The numbers are out, and they're not ambiguous. Since the passage of the One Big Beautiful Bill Act (OBBBA), more than 28,000 nurses, doctors, and therapists have lost their jobs nationwide. Another 150,000 healthcare positions are currently at risk. And 800+ hospitals, nursing homes, maternity wards, and psychiatric centers have either closed entirely, cut services, or are teetering on the edge.

This is not a projection. This is happening now, in April 2026, and the cuts are just getting started.

What the Bill Actually Cut

The OBBBA reduced federal Medicaid spending by $911 billion through 2034, according to the nonpartisan Congressional Budget Office. Medicaid is the largest single payer of nursing home care in the United States — it covers the bill for more than 6 in 10 nursing home residents. When that funding base shrinks, facilities either cut staff, cut services, or close.

The law also blocked implementation of the federal minimum nurse staffing standards that were supposed to take effect in 2026 for non-rural facilities. Those rules would have required 3.48 hours of total nursing care per resident per day, including 0.55 hours of RN time. That's now on hold indefinitely — CBO estimates 13,000 deaths per year attributable to that delay in understaffed facilities.

The cap on Medicaid provider taxes was cut from 6% to 3.5% for states that expanded Medicaid, effective FY 2032, with several states already adjusting their FY 2026 and 2027 budgets in anticipation.

Where Nursing Jobs Are Disappearing

New York state alone is projected to lose 34,000 hospital jobs and an additional 29,000 related positions from OBBBA-linked cuts. Rural hospitals are the most vulnerable: more than 300 rural facilities are currently at immediate risk of closure, disproportionately affecting communities where nursing jobs are often the largest employer in town.

Psychiatric and behavioral health centers are closing at elevated rates — a particularly cruel irony given the simultaneous national mental health crisis. Maternity wards continue the pre-OBBBA trend of closure, with rural mothers now facing average drives of over 30 minutes to access obstetric care in many states.

What This Means at the Bedside

For working nurses, this plays out in familiar but intensifying ways: more patients per nurse, more acuity with fewer support staff, charge nurses covering roles that used to have dedicated FTEs. The NSI 2026 staffing report already documented RN turnover rising to 17.6% — reversing three years of improvement — before the OBBBA's full effects have hit facilities' budgets.

The math is simple. When a 100-bed SNF loses $400,000 in annual Medicaid reimbursement, the first thing that gets cut is overtime, then per-diem shifts, then positions. The last thing to go is the Director of Nursing — until it isn't.

Immigration enforcement has added a secondary labor pressure. A substantial portion of the nursing home workforce — CNAs, dietary aides, housekeeping — includes immigrant workers. Enforcement activity has already created documented labor shortages in facilities that depended on that workforce in several states.

What Nurses Should Watch

If you work in SNF, LTC, or a rural hospital, pay attention to your facility's quarterly financial filings and any announcements about census targets. A facility that starts hiring travel nurses to cover holes while simultaneously cutting PRN staff is running on credit it may not be able to repay.

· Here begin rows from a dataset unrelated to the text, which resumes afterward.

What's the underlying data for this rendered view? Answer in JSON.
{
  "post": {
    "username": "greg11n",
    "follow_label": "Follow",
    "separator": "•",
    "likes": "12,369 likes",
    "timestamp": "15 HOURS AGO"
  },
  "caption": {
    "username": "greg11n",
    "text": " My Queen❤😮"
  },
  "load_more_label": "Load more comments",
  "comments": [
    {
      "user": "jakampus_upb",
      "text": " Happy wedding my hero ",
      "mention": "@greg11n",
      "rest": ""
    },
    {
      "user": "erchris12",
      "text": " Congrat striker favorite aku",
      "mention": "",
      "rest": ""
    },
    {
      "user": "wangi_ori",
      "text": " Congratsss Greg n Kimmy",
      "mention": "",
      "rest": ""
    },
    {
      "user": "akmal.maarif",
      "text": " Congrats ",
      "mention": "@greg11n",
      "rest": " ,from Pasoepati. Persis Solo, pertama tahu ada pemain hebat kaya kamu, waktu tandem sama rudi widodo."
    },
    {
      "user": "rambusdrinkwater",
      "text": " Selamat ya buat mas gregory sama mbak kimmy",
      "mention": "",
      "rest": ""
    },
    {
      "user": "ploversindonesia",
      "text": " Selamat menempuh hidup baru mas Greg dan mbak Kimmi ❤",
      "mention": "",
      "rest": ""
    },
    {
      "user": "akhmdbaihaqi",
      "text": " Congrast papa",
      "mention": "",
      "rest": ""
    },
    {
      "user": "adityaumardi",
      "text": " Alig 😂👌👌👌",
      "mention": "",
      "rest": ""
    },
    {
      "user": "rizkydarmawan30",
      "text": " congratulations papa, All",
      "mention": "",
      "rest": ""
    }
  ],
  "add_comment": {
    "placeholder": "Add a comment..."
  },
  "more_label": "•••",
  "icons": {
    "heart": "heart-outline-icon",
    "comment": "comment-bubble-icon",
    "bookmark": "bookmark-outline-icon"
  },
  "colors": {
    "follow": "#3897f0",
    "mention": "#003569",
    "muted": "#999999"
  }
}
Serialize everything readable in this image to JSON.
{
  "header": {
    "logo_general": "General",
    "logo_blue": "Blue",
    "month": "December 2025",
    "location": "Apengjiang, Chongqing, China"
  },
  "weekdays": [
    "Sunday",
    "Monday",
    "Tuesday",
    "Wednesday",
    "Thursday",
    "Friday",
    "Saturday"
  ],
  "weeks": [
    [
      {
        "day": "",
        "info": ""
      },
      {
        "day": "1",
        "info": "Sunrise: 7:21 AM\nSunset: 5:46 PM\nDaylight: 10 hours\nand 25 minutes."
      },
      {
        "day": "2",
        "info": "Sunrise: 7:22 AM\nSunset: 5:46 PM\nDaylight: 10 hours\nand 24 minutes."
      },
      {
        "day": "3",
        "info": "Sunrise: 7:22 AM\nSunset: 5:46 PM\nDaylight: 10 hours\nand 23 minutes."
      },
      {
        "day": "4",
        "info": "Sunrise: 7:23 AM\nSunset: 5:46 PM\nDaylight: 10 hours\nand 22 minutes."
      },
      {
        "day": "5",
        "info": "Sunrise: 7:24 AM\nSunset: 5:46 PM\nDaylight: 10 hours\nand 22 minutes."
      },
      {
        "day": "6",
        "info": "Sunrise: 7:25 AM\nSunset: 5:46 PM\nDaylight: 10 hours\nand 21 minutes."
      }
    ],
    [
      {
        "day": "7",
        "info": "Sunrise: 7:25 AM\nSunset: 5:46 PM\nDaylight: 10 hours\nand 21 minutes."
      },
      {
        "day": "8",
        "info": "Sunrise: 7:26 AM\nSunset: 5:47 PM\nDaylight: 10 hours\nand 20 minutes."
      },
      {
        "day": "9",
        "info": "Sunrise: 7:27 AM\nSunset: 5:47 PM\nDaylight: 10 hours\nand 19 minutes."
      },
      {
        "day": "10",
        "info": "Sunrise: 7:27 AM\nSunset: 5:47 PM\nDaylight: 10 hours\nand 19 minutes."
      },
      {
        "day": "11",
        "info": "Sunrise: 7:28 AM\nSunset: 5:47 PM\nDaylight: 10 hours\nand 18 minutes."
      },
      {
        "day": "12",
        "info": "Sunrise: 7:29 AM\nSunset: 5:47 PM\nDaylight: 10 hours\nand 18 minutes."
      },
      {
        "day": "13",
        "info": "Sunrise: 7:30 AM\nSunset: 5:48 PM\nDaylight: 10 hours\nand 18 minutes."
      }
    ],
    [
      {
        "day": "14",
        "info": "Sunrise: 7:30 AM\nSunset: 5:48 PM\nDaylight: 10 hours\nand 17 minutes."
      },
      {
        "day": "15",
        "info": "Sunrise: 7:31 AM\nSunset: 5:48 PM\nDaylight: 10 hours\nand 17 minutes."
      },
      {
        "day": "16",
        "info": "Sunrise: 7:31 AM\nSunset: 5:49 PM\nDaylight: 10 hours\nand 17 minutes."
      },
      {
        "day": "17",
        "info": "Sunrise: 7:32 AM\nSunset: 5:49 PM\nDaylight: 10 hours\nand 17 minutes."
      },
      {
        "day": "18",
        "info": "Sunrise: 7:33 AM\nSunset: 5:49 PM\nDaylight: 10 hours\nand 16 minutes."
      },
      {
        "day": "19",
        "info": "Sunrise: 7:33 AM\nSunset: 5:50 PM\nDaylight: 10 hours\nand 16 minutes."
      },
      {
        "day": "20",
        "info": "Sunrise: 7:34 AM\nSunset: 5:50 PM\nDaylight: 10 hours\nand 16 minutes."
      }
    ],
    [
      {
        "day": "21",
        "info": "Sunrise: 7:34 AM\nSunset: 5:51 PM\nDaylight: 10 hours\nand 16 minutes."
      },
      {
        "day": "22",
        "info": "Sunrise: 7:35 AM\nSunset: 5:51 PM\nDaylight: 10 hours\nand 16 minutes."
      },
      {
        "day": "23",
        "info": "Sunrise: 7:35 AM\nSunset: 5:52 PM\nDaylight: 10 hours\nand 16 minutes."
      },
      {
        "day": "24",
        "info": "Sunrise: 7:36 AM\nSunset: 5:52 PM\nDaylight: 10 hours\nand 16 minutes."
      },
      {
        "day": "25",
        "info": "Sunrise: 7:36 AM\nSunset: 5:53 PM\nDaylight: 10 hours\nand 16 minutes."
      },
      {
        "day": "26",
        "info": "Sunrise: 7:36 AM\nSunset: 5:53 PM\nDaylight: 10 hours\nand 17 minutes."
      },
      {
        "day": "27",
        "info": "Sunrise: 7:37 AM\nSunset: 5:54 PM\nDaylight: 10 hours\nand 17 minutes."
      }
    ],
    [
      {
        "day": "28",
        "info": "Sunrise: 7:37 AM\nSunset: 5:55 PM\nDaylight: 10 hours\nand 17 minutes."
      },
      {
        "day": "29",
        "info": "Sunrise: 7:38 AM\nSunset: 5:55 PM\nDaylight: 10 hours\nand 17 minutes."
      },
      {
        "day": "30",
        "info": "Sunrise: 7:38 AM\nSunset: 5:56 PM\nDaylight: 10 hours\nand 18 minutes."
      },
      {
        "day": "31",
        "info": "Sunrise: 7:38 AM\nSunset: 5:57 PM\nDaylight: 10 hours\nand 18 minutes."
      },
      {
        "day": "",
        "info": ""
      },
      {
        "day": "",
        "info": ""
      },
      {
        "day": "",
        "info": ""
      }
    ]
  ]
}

The American Health Care Association has published guidance for facilities trying to adapt their staffing models under the new funding environment. AARP is tracking nursing home closures by state — their map is updated monthly and worth bookmarking if you work in LTC.

If you're a bedside RN at a hospital in a Medicaid-expansion state, watch your hospital's budget communication carefully. Provider tax revenue that hospitals counted on for staffing plans is no longer guaranteed at prior levels. Several systems are already quietly freezing positions and delaying equipment purchases to shore up their balance sheets ahead of 2027 and 2028 cuts.

The 28,000 lost healthcare jobs are a leading indicator, not an endpoint. CBO's long-range models project the OBBBA's healthcare employment impact at 300,000–500,000 jobs by 2034. Whether those projections prove accurate depends largely on whether Congress revisits the bill's provisions — which, given the current political arithmetic, looks unlikely before 2027 at the earliest.